People alleging police misconduct — including racial and ethnic minorities and other victims — will have easier access to civil claims because defendants cannot invoke qualified immunity.
Victims and plaintiffs may obtain accountability and monetary relief faster because defendants cannot delay cases using qualified-immunity arguments, reducing procedural delay and speeding resolution.
Law enforcement officers will face greater exposure to lawsuits and potential liability because they would lose qualified immunity as a defense.
Municipalities and taxpayers may face higher legal costs and larger damages payouts as more claims proceed to settlement or judgment, increasing fiscal pressure on local governments.
Police officers may become more reluctant to act in uncertain, fast-moving situations due to increased liability risk, which could reduce response effectiveness and harm public safety.
Based on analysis of 3 sections of legislative text.
Eliminates qualified-immunity defenses in § 1983 civil suits so officers cannot rely on good-faith or 'not clearly established' law arguments.

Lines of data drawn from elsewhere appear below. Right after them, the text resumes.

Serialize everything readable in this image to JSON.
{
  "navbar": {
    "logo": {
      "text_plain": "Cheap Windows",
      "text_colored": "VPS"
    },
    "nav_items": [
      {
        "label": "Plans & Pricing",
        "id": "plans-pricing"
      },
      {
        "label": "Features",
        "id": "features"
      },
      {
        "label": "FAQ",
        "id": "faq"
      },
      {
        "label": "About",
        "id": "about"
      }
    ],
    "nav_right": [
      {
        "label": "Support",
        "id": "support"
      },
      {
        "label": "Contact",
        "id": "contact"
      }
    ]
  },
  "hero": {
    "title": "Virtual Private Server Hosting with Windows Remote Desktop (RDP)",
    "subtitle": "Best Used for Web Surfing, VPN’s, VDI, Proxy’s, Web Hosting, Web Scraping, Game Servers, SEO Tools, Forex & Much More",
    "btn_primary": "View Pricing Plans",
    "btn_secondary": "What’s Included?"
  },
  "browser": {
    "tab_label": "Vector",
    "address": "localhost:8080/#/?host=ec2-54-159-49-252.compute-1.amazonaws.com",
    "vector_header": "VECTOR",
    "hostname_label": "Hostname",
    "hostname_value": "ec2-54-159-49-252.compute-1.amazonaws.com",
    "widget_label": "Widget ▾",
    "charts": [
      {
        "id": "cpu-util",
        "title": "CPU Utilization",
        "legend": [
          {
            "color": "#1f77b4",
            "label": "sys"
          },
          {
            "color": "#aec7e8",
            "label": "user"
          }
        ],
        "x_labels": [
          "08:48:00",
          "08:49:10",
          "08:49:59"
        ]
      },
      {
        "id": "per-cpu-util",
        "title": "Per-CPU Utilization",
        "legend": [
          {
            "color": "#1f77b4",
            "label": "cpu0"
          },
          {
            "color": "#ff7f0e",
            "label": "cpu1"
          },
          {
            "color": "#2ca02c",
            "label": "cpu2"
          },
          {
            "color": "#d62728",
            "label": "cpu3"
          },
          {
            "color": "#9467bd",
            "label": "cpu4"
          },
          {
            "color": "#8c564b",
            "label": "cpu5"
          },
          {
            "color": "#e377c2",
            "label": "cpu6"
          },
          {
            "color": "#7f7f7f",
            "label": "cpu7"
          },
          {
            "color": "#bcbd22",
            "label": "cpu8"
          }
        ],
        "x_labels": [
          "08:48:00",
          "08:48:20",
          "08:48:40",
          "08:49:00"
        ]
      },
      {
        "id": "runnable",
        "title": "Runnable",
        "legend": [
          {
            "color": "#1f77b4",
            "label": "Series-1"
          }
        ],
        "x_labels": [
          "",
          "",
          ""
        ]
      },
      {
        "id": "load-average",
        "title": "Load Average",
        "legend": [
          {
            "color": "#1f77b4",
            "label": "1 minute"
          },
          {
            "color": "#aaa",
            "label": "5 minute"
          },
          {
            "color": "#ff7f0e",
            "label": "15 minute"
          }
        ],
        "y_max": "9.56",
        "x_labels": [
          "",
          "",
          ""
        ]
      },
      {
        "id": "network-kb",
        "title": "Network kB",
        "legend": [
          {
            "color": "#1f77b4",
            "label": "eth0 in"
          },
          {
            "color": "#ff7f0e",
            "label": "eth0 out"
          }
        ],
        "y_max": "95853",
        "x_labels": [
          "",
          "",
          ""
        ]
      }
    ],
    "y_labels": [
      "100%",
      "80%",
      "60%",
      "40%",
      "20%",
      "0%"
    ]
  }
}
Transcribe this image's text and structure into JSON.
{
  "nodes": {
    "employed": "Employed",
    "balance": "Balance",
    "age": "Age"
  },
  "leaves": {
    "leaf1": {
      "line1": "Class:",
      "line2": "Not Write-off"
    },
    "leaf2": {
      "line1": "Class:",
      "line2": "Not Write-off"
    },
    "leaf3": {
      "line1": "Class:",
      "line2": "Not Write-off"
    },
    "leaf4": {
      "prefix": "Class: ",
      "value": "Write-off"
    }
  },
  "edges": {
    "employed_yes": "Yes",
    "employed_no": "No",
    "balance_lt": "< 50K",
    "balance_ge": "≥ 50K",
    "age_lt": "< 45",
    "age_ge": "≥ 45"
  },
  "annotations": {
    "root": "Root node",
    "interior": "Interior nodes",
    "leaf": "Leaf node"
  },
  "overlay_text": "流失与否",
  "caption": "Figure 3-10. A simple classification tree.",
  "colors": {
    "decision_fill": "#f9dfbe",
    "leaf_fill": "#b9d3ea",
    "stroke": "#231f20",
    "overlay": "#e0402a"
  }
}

Introduced January 13, 2026 by Ayanna Pressley · Last progress January 13, 2026
Eliminates qualified-immunity defenses in civil actions under 42 U.S.C. § 1983 against federal, state, and local law enforcement officers, barring common arguments such as good faith, belief that conduct was lawful, and that the right was not clearly established. It also proposes an unspecified change to the main operative subsection of § 1983; the provided text does not show the actual language or its effect.